I'd say the telephoto option usually produces the most realistic result, while the wide angle option will often produce a more visually dynamic image.

You may not always have the range of lens focal lengths or the ability to photograph from a particular distance. However, with the knowledge that I've just imparted, you may have a better opportunity to make an image that you're happy with given the subject and lens in question and the distance from which you find yourself photographing. 

A bridge, covered in snow, takes visitors over a frozen river at the wonderful Snow World in Harbin, China.

What Makes For A Great Black And White

The dominance of shapes and textures within this particular structure made it an excellent candidate for rendering into black and white, particularly with the aid of side lighting.

Just look at how beautifully the side lighting brings out the shapes and textures within this image and, in the case of our Angel Of Harbin, adds drama to the image.

Artificial light illuminates ice sculptures at the spectacular Harbin Ice and Snow Sculpture Festival in Harbin, China.

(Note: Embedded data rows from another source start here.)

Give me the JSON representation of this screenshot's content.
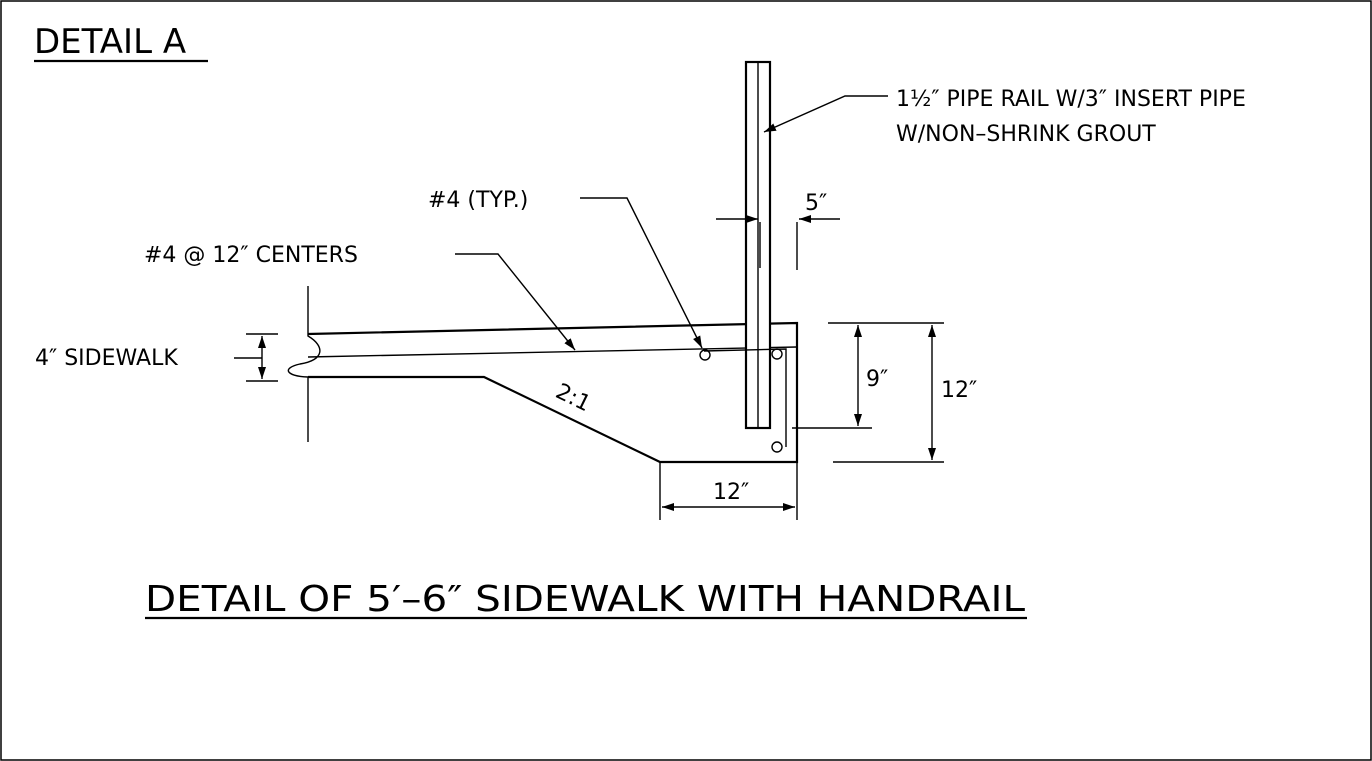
{
  "drawing": {
    "detail_label": "DETAIL A",
    "title": "DETAIL OF 5′–6″ SIDEWALK WITH  HANDRAIL",
    "callouts": {
      "pipe_rail_line1": "1½″ PIPE RAIL W/3″ INSERT PIPE",
      "pipe_rail_line2": "W/NON–SHRINK  GROUT",
      "rebar_typ": "#4  (TYP.)",
      "rebar_centers": "#4  @   12″ CENTERS",
      "sidewalk": "4″ SIDEWALK",
      "slope": "2:1"
    },
    "dimensions": {
      "post_offset": "5″",
      "depth_inner": "9″",
      "depth_total": "12″",
      "base_width": "12″"
    },
    "line_color": "#000000",
    "background": "#ffffff"
  }
}
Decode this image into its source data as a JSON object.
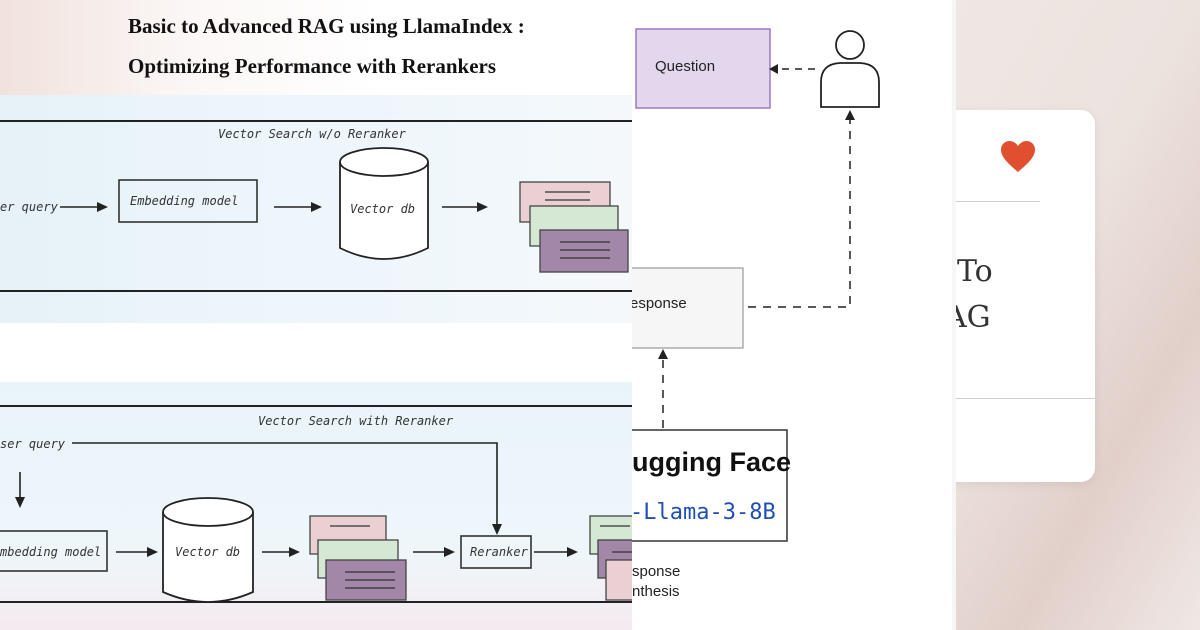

What Are The Best Applications For Processing Your Photos?

When it comes to image processing there are a number of ways to go about processing the file. Whether you are working on a RAW or JPEG file you can produce excellent results in applications such as Adobe Lightroom or Adobe Camera RAW, which is a free plugin available to users of the Adobe Photoshop application.

My preference is Adobe Lightroom, mostly because of it's more pleasing and intuitive interface and also because of the amazing functionality of Lightroom's Library module which allows you to easily import, export, organise and locate your images.

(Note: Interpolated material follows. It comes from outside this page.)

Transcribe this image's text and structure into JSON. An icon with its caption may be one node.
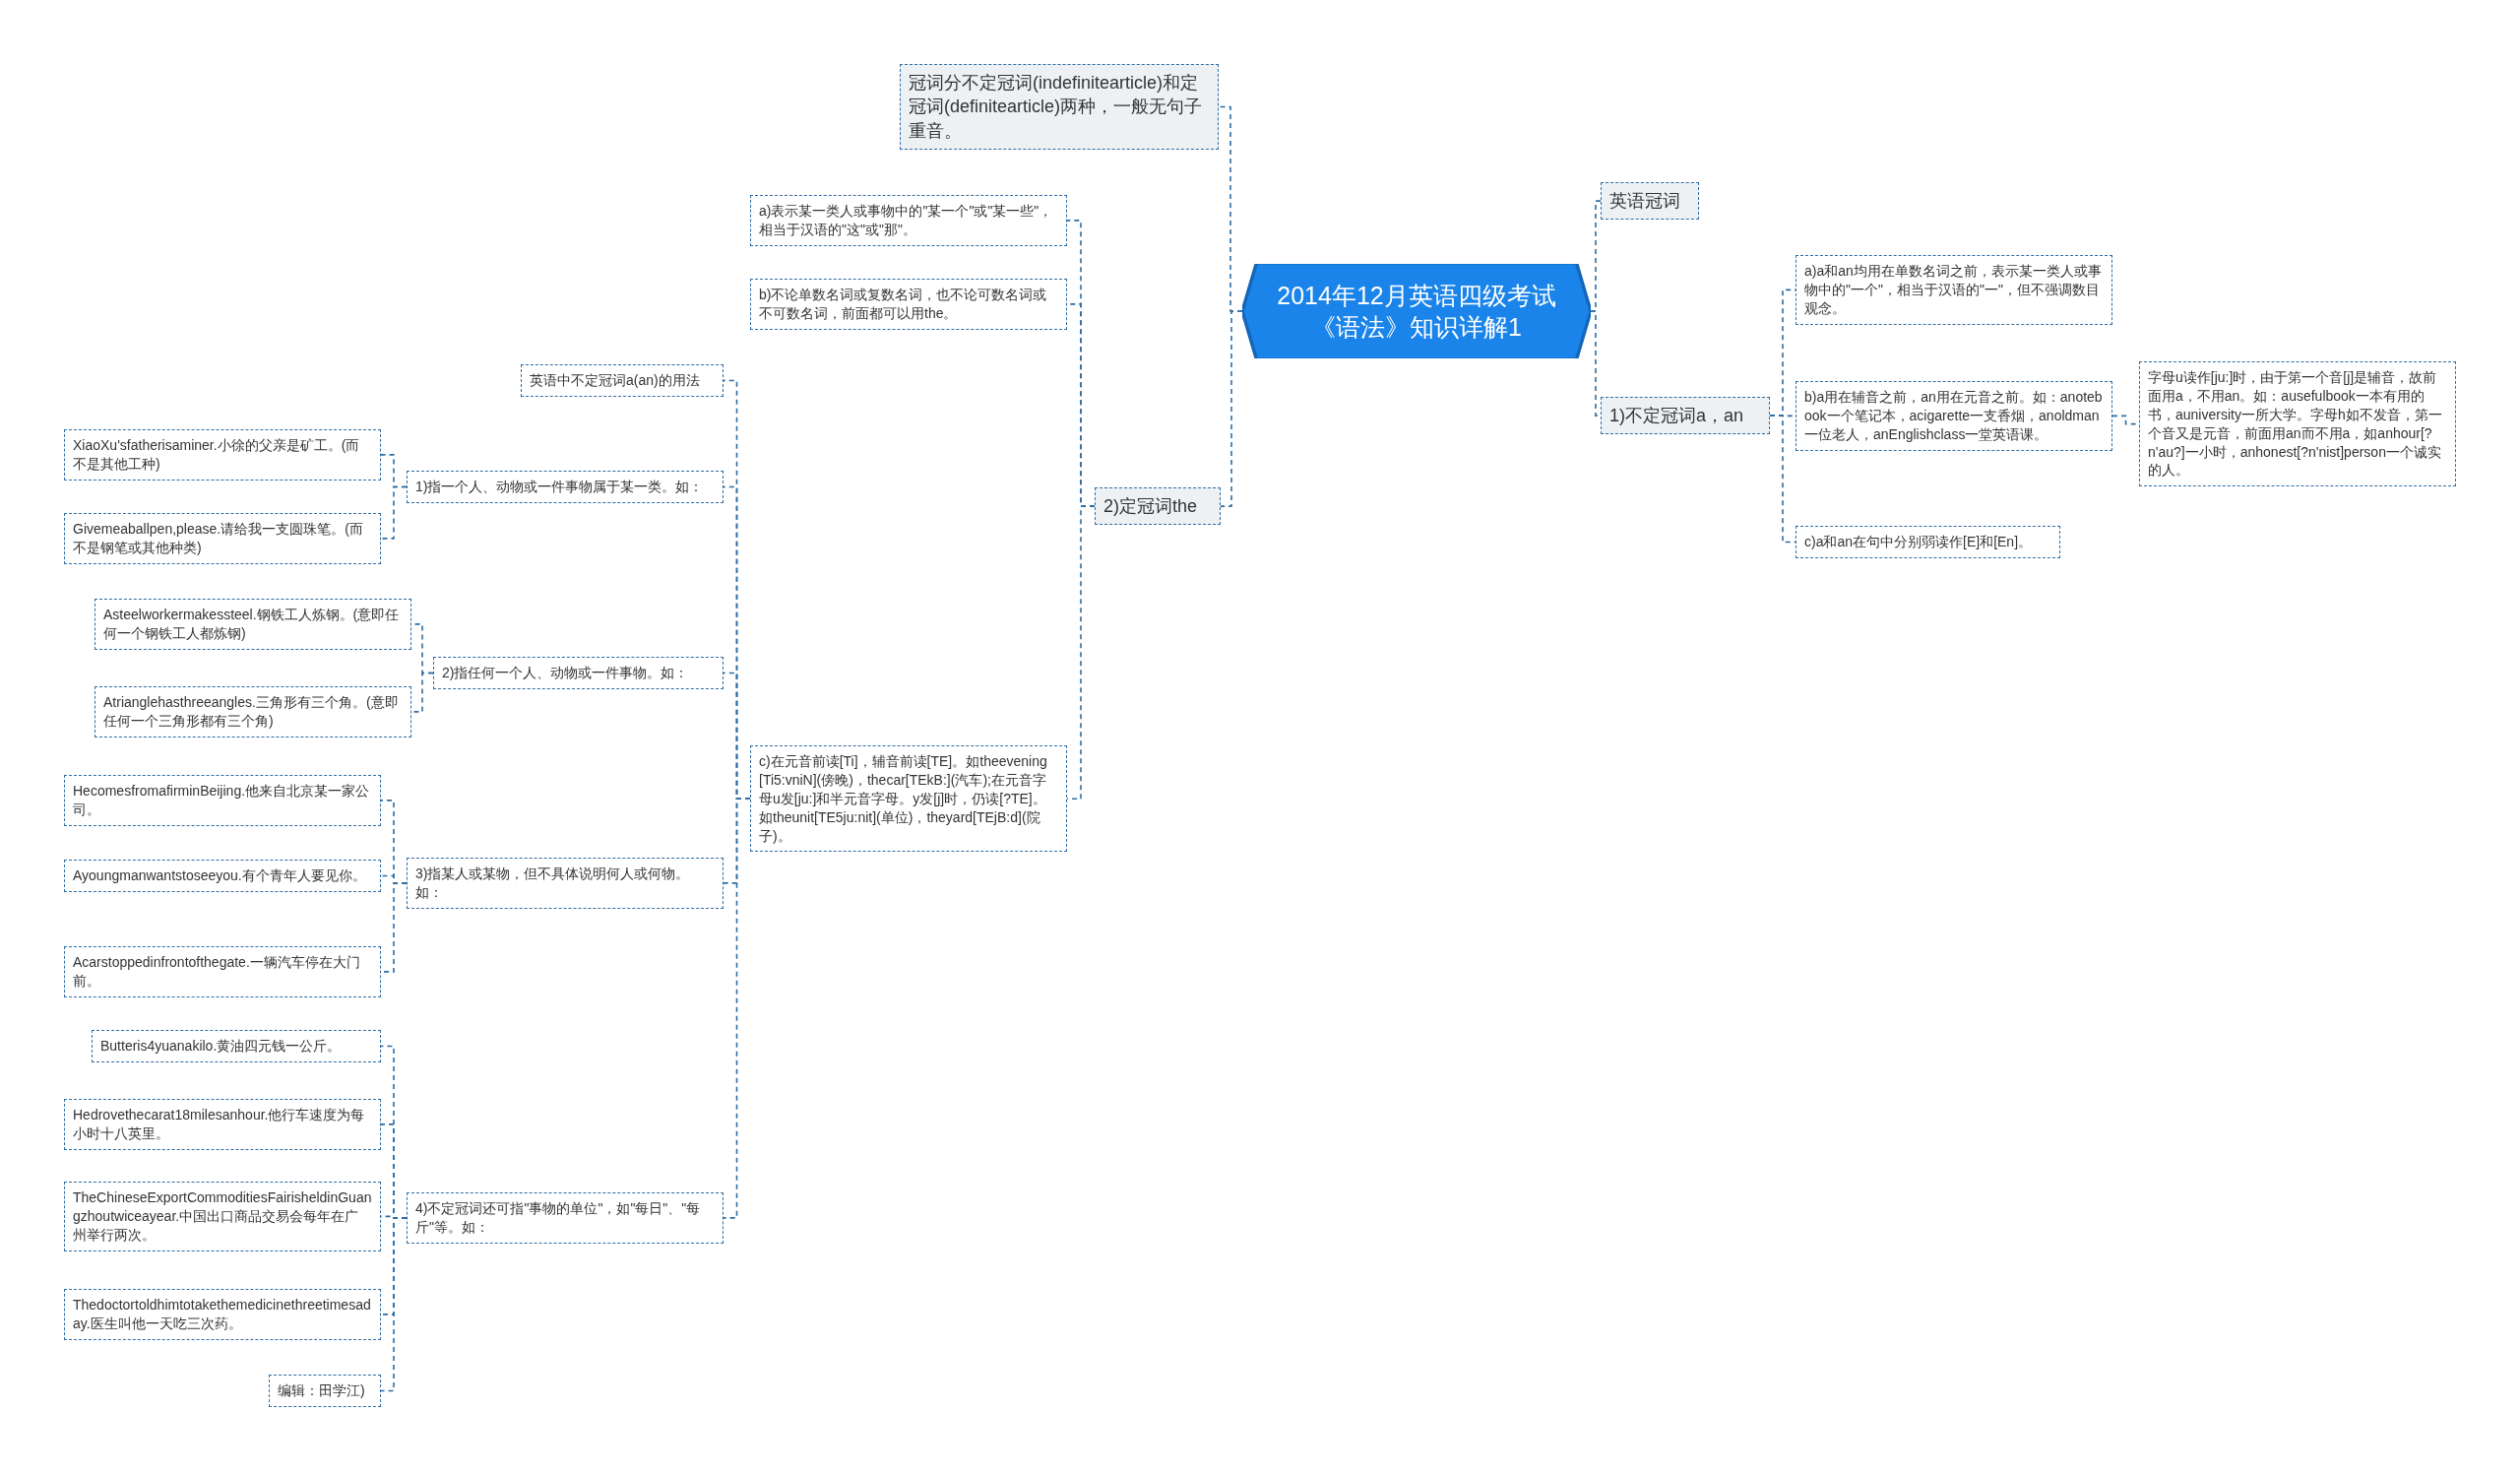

There are now other, excellent alternatives to Lightroom, but it's the unsexy Library module, in conjunction with the relatively seamless way that I can move my images between Lightroom and Photoshop, and back again, that I feel is what most sets Lightroom apart from the competition.

A Brief Overview Of My Own Photo Processing Workflow

My own current workflow sees me locate the file in Lightroom, where white balance, noise reduction, lens corrections and basic transformations (e.g., image straightening and alignment) are applied; prior to bringing it into Photoshop for adjustments to brightness, contrast and color.

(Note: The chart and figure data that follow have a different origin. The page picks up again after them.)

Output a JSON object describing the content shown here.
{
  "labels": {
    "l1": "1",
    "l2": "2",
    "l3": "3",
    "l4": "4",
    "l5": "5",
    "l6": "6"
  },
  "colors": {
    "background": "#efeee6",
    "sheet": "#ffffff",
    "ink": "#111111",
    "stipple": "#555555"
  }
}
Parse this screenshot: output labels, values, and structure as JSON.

I often employ the Google (formerly Nik) Silver Efex Pro 2 plugin to convert the file to black and white while in Photoshop. Finally I sprinkle a bit of fairy dust to complete the process.

I teach Lightroom on a one-to-one basis. I believe it offers the vast majority of enthusiast level photographers with all they need to process large quantities of images quickly and efficiently.
— Glenn Guy, Travel Photography Guru

The fact that you can also employ Lightroom to easily organise, locate and share those files is a huge advantage when life is so busy.

Light from colored lanterns passes through blocks of ice at the spectacular Harbin Ice and Snow Sculpture Festival in Harbin, China.

Kindness Is Something The Traveller Never Forgets

At one stage I managed to drop my new fleece gloves. I retraced my steps, as best I could, but was unable to find them. I reported the loss and, several hours later as I was leaving this major tourist attraction, a young attendant ran up to me and asked if I was the man who had lost his gloves.

They'd found my gloves and then went about finding me. What fantastic customer service and, more important, what a kind and generous act. You can't imagine how grateful I was, particularly given the torrid time I’d experience with taxi drivers in Harbin. I’ve never know the like. They’re even worse than those I’ve experienced in India.

But one kind act, such as what I experienced from the good people at Snow World, outweighed the significant difficulties I’d experienced with several of the cities low life taxi drivers. The world was, once again, brought into balance by a simple, yet heart-felt act of kindness.

With my visit to Ice World that night, and a three day trek across the top of spectacular Huangshan (i.e., Yellow Mountain) to follow, I new those gloves would be needed and I was very grateful to get them back again.

Simple acts of kindness are the kind of memories that last longest in the mind of many travellers. And I think that's a fact that tourist organizations and retailers all around the world should remember.